Beyond the pilot, TuSimple does face some challenges in the Tier 1 supply chain to moving past the driver-out tests and actually putting more vehicles on the road. In the near term, Lu pointed to supply chain disruptions and labor shortages. In the long term, the challenge TuSimple sees to the scale deployment of autonomous technology is supply chain maturity.
“That really revolves around key Tier 1 components like the compute, autonomous Domain Controller (ADC), or redundant actuation, steering and braking,” said Lu. “And so there’s a little chicken-and-egg that happens in this because Tier 1s don’t want to commit to investments without orders, and that’s something that we have identified as one of the risks and so we are taking steps to address that… Over the next coming quarters, you’ll hear more announcements from us in terms of investing more heavily in the supply chain to ensure that we can meet the timeline that we talked about.”
In Q3, TuSimple spent $85 million on R&D, which is up $24 million, or around 3x, year-over-year, and a large chunk of that was related to hiring tech talent and additional drivers. Adding more personnel, as well as increasing the commercial utilization of its fleet and autonomous freight network (AFN) partner fleets, is what TuSimple credits as the reason it was able to beat revenue expectations of $1.65 million with a Q3 revenue of $1.8 million.

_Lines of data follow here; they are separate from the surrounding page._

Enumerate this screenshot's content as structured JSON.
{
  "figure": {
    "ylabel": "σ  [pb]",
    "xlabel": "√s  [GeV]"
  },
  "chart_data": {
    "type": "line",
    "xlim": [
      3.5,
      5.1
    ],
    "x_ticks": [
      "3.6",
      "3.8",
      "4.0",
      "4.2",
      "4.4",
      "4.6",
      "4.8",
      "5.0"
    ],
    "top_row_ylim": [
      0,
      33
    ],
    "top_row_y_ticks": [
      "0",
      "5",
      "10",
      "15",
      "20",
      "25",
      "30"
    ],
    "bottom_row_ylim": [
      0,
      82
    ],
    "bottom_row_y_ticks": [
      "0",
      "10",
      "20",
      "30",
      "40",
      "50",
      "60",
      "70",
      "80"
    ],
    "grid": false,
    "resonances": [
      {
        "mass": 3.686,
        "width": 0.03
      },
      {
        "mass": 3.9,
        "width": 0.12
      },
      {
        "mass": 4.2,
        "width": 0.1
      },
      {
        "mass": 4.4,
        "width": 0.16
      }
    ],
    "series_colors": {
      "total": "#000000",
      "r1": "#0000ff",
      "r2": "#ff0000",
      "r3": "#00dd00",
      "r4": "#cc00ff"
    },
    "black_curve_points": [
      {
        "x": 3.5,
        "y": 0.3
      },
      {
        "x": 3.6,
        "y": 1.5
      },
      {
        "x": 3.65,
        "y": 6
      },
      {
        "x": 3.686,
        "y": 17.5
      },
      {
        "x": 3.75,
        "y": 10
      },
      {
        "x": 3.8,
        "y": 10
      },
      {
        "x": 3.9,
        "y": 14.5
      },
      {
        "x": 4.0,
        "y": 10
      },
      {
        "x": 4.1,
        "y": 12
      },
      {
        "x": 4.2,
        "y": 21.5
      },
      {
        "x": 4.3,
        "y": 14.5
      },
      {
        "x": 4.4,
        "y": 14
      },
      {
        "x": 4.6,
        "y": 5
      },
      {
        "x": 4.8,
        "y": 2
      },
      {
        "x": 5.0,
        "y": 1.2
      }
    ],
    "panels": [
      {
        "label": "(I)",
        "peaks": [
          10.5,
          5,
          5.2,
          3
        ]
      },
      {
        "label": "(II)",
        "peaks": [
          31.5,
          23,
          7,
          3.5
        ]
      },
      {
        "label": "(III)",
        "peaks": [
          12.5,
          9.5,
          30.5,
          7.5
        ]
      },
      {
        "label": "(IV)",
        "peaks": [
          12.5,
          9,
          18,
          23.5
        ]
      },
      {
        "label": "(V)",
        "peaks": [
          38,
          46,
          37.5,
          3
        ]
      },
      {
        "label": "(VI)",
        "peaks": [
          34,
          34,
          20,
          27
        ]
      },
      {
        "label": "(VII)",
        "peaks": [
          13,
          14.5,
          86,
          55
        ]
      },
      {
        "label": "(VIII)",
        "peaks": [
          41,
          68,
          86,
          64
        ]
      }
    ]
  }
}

“The ability to recruit new drivers and acquire new trucks for our fleet continues to be our most significant source of headwinds to revenue growth, but we have been able to navigate this environment and are on track to achieve our full year revenue guidance of $5 to $7 million,” according to the earnings report.
TuSimple’s net loss per share, at $0.54, was greater than the expected $0.49. However, the startup increased its revenue mile growth by 2.5x from Q3 last year, coming in at around 945,000 miles, which is up from around 379,000, but quarter-over-quarter is a lot less impressive — in the second quarter, TuSimple drove around 880,000 revenue miles, which means there’s only a 7% increase.
During the earnings call, TuSimple also said it is mapping new freight lanes with UPS from Arizona, where the company has performed most of its operations, all the way to Florida. The company plans to expand its AFN across the United States by 2024, and recently partnered with freight management company Ryder to help achieve that end. Now, TuSimple is collaborating with UPS Supply Chain Solutions to expand its AFN ahead of schedule to the east coast to reach UPS North America Air Freight (NAAF) terminals in Orlando and Charlotte, where the company has already high-def mapped routes.
Since 2019, when TuSimple’s partnership with UPS began, the company has completed 160,000 miles of freight hauls for NAAF and says it saved the company 13% on fuel at speeds between 55 miles and 68 miles per hour. In Q3, when the company expanded its AFN from Dallas to Charlotte, it mapped 1,400 new unique miles, bringing total unique miles mapped to 9,900. TuSimple said it expects map quality to continuously improve due to new mapping tech that is refined for dynamic, low-latency updates, reducing update times from weeks to days and, over the long term, to minutes.